New in version 2.1.
The pydoc module automatically generates documentation from Python modules. The documentation can be presented as pages of text on the console, served to a Web browser, or saved to HTML files.
The built-in function help() invokes the online help system in the interactive interpreter, which uses pydoc to generate its documentation as text on the console. The same text documentation can also be viewed from outside the Python interpreter by running pydoc as a script at the operating system’s command prompt. For example, running
at a shell prompt will display documentation on the sys module, in a style similar to the manual pages shown by the Unix man command. The argument to pydoc can be the name of a function, module, or package, or a dotted reference to a class, method, or function within a module or module in a package. If the argument to pydoc looks like a path (that is, it contains the path separator for your operating system, such as a slash in Unix), and refers to an existing Python source file, then documentation is produced for that file.
Specifying a -w flag before the argument will cause HTML documentation to be written out to a file in the current directory, instead of displaying text on the console.
Specifying a -k flag before the argument will search the synopsis lines of all available modules for the keyword given as the argument, again in a manner similar to the Unix man command. The synopsis line of a module is the first line of its documentation string.

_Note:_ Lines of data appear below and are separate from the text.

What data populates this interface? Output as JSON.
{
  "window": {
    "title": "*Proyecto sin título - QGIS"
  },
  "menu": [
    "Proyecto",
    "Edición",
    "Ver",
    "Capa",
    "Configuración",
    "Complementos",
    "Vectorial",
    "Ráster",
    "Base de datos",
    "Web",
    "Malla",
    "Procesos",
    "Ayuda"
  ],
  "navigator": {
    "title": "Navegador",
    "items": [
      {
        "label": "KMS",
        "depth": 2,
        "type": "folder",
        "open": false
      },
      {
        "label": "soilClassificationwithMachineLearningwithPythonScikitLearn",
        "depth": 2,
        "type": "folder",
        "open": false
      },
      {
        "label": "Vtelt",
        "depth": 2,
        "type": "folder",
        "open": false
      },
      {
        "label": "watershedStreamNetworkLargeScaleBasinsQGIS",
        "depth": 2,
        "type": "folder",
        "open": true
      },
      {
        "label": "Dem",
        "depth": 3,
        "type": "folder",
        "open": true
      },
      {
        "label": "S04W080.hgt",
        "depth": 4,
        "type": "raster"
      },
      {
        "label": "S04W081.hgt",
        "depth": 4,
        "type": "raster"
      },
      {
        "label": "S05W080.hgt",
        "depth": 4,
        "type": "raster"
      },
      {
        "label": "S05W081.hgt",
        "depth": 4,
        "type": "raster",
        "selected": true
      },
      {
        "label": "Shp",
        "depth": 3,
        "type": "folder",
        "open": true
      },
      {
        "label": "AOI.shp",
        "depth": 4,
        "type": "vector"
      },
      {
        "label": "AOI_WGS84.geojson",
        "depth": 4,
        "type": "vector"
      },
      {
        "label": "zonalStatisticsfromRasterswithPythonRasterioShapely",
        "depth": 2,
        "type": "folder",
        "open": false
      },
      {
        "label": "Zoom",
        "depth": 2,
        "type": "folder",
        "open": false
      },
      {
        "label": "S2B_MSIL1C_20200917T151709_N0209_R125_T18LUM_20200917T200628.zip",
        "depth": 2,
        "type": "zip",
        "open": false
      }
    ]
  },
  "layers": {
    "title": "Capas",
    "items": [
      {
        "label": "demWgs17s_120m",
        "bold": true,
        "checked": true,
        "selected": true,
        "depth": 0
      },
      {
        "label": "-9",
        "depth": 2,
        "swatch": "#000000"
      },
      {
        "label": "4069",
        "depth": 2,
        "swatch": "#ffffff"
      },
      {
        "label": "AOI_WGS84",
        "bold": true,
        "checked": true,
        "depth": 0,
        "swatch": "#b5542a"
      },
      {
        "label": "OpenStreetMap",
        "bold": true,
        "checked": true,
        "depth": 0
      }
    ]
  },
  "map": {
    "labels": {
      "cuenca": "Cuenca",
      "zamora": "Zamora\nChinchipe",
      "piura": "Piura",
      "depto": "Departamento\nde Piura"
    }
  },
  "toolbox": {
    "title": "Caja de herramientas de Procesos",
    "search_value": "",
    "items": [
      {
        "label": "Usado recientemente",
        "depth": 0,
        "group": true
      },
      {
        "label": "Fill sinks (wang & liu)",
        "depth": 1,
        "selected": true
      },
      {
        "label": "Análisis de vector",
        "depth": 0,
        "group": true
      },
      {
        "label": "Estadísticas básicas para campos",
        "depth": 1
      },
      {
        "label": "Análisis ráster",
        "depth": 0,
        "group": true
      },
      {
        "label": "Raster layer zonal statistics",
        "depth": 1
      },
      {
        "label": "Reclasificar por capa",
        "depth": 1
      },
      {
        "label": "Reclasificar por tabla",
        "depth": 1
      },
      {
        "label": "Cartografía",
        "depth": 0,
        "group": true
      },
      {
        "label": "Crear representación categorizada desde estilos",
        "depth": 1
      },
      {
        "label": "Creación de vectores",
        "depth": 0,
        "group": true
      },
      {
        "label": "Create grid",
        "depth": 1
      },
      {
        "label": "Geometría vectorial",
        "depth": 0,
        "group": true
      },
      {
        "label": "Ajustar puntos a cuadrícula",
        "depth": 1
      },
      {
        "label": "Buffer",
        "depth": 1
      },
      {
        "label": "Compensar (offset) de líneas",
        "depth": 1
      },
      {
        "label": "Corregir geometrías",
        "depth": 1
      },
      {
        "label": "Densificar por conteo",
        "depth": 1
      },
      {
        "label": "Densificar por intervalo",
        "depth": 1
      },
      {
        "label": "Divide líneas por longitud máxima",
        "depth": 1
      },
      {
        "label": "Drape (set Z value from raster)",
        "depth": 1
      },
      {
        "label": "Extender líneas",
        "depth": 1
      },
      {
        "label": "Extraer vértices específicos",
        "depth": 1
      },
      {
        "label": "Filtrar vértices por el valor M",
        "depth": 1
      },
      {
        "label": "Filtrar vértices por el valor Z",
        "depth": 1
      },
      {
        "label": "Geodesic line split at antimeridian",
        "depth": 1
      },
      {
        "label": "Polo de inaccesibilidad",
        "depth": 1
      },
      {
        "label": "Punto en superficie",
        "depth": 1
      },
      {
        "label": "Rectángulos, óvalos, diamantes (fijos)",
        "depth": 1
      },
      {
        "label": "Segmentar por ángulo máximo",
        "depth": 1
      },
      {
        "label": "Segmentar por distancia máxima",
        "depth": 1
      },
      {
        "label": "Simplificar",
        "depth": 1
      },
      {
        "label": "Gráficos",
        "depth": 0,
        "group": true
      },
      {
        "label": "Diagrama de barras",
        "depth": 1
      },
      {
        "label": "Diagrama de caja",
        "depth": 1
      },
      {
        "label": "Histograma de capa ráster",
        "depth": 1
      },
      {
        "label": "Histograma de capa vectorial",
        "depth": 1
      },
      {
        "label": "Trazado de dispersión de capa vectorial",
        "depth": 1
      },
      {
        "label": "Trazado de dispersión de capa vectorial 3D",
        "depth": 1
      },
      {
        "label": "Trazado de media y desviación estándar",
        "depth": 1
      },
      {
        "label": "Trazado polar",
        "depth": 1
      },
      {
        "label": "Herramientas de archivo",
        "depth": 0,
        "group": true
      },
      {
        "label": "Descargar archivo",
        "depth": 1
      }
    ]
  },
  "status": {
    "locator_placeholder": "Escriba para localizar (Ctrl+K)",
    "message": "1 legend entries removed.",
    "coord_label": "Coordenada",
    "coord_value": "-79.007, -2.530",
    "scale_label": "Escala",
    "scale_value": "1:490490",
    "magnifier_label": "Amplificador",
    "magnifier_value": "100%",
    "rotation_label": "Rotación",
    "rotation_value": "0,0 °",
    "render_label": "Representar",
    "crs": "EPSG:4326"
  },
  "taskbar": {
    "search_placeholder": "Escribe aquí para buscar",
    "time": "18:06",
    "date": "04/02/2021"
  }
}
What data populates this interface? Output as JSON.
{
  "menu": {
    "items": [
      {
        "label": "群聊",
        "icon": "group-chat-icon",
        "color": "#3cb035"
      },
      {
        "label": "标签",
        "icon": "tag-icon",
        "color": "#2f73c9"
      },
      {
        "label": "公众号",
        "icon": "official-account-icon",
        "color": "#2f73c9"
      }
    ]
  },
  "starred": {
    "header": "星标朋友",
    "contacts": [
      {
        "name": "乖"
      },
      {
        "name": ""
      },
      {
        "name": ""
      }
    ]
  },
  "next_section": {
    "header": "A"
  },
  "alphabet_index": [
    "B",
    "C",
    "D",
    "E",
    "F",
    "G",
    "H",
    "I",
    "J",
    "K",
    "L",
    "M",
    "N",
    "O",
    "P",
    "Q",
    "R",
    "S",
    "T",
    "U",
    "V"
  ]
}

You can also use pydoc to start an HTTP server on the local machine that will serve documentation to visiting Web browsers. pydoc -p 1234 will start a HTTP server on port 1234, allowing you to browse the documentation at http://localhost:1234/ in your preferred Web browser. pydoc -g will start the server and additionally bring up a small Tkinter-based graphical interface to help you search for documentation pages.
When pydoc generates documentation, it uses the current environment and path to locate modules. Thus, invoking pydoc spam documents precisely the version of the module you would get if you started the Python interpreter and typed import spam.
Module docs for core modules are assumed to reside in http://docs.python.org/library/. This can be overridden by setting the PYTHONDOCS environment variable to a different URL or to a local directory containing the Library Reference Manual pages.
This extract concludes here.